Произведение «Сотворение любви - Глава 8» (страница 2 из 4)
Тип: Произведение
Раздел: Переводы
Тематика: Переводы
Темы: любовьжизньразмышления
Сборник: Хосе Овехеро - Сотворение любви
Автор:
Читатели: 712 +2
Дата:

Сотворение любви - Глава 8

Потом ты тоже расскажешь мне, какой была моя сестра. По рукам?

Это было приятное головокружение, когда ты чувствуешь, что вот-вот упадешь, но угроза падения порождает в тебе не страх, а желанное предвкушение того, что от окатившего тебя с головы до ног адреналина, волосы встанут дыбом, и именно в этот самый миг стремительного падения перед тем, как разбиться о дно, ты начинаешь жить.

Окончательно скрепив волосы второй шпилькой, Карина уселась поудобней. Ее взгляд скользнул вверх по лестнице, ведущей на террасу, и она переменила позу.

- Лады, – согласился я, – потом я расскажу тебе, какой была твоя сестра.



Клара со слов Карины.



- Не знаю точно, говорила тебе Клара о себе или нет, но думаю, что-нибудь все-таки сказала. А теперь буду рассказывать я, с другой точки зрения, как старшая сестра, которая считала себя ответственной за нее, в какой-то степени заменяя ей родителей и смотря на все их глазами. Я талдычила, что не люблю кока-колу, потому что именно этого от меня и ждали, уверяла, что мне не нравятся мотоциклы, потому что велосипеды полезнее для здоровья и не загрязняют окружающую среду.
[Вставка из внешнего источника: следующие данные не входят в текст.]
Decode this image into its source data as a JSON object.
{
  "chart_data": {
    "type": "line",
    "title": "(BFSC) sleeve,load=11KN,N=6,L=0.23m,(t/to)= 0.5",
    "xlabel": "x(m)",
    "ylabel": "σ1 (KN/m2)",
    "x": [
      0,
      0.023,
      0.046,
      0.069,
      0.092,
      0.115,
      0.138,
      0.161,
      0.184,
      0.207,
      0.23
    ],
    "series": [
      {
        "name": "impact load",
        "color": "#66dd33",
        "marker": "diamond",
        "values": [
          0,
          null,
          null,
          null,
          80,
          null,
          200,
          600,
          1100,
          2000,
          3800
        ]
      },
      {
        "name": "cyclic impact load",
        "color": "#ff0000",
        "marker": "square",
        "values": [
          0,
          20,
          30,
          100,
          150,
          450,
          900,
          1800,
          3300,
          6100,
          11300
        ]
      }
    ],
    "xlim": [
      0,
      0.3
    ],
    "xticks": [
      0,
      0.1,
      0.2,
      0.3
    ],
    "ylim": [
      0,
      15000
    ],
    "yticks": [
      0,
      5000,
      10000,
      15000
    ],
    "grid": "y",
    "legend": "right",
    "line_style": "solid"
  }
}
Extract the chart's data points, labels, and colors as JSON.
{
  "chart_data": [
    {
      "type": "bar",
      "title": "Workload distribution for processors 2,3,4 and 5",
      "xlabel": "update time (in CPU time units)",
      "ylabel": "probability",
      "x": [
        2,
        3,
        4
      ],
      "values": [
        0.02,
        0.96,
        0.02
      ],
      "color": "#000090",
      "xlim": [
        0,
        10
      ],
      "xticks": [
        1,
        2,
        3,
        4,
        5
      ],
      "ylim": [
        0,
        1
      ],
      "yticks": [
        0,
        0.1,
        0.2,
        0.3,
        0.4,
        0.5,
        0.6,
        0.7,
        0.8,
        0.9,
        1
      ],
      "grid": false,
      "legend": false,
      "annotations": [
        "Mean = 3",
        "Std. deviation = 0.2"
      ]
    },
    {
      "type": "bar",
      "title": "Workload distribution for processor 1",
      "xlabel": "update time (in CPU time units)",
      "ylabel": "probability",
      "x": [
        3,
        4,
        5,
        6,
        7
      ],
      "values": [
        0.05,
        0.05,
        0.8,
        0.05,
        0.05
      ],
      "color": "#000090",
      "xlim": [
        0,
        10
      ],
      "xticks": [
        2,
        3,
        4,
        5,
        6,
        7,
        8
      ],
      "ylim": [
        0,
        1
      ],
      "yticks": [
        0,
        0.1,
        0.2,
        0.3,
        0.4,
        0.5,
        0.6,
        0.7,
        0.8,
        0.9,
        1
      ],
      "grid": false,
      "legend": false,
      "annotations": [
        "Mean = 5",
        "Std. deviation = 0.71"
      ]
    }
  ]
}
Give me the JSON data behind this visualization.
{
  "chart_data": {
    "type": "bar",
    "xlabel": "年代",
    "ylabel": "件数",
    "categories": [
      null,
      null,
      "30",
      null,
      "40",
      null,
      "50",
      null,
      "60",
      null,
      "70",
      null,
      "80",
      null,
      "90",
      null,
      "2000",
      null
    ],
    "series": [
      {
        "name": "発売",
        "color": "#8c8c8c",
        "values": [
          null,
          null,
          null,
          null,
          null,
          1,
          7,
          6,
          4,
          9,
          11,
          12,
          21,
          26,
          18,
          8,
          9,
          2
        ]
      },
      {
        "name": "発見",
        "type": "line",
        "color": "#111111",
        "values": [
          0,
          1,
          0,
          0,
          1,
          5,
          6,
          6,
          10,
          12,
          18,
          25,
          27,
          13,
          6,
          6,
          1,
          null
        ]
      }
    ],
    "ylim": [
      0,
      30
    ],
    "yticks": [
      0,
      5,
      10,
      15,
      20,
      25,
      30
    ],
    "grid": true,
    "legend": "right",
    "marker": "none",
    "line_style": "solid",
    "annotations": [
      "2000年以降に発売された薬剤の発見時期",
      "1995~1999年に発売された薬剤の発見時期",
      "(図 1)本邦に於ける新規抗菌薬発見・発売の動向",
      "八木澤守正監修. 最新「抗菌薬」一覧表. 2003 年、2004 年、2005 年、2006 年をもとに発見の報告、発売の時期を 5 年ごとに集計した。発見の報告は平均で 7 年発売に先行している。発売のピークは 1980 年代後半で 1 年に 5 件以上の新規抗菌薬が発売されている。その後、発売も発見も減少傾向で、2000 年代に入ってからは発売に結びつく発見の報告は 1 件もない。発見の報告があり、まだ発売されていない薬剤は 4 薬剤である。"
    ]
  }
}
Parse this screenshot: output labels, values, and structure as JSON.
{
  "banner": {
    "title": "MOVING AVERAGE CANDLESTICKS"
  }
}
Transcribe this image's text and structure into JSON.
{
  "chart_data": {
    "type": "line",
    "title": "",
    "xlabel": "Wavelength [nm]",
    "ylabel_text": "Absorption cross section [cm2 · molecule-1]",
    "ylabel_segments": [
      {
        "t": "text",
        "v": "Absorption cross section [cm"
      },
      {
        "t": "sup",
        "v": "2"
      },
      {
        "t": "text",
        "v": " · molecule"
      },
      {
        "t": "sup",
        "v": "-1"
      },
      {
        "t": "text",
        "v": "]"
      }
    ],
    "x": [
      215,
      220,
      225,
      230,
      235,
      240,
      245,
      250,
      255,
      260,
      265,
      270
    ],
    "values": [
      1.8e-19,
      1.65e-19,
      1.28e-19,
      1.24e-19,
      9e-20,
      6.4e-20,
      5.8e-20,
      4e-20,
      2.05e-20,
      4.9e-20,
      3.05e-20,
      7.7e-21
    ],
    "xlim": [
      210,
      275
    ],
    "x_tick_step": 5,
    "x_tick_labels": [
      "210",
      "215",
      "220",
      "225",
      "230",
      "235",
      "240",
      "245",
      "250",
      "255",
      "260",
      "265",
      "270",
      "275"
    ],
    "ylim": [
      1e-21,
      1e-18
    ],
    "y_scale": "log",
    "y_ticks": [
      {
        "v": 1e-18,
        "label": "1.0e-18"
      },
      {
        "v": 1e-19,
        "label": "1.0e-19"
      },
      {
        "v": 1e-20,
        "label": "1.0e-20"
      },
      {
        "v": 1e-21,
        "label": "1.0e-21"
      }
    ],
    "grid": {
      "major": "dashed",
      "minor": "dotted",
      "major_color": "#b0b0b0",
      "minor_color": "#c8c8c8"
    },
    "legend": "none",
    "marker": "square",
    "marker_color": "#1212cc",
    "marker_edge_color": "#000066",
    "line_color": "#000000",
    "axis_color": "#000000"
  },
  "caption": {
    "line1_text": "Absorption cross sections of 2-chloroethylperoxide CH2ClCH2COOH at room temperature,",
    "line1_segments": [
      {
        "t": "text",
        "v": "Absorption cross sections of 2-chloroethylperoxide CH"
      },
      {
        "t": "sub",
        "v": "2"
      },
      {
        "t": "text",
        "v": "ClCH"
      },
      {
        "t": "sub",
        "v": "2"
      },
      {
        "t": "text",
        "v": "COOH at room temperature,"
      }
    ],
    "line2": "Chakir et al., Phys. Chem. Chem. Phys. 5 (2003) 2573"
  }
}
Я поучала Клару, что лучше не начинать курить, потому что иначе станешь рабом табака на всю жизнь, хотя, как видишь, в двадцать пять я все-таки закурила. Впрочем, я ведь хотела поговорить с тобой не о себе, а о младшей сестренке, которая вдруг начала пропадать из дома, совершать опасные поступки, из-за которых родители лишались сна, а я принималась строго отчитывать ее:

- Какая же ты дура! – кричала я. – Неужели ты не понимаешь, что заставляешь родителей страдать? Поступая так, ты думаешь, что стала взрослой, а на деле ты хуже ребенка.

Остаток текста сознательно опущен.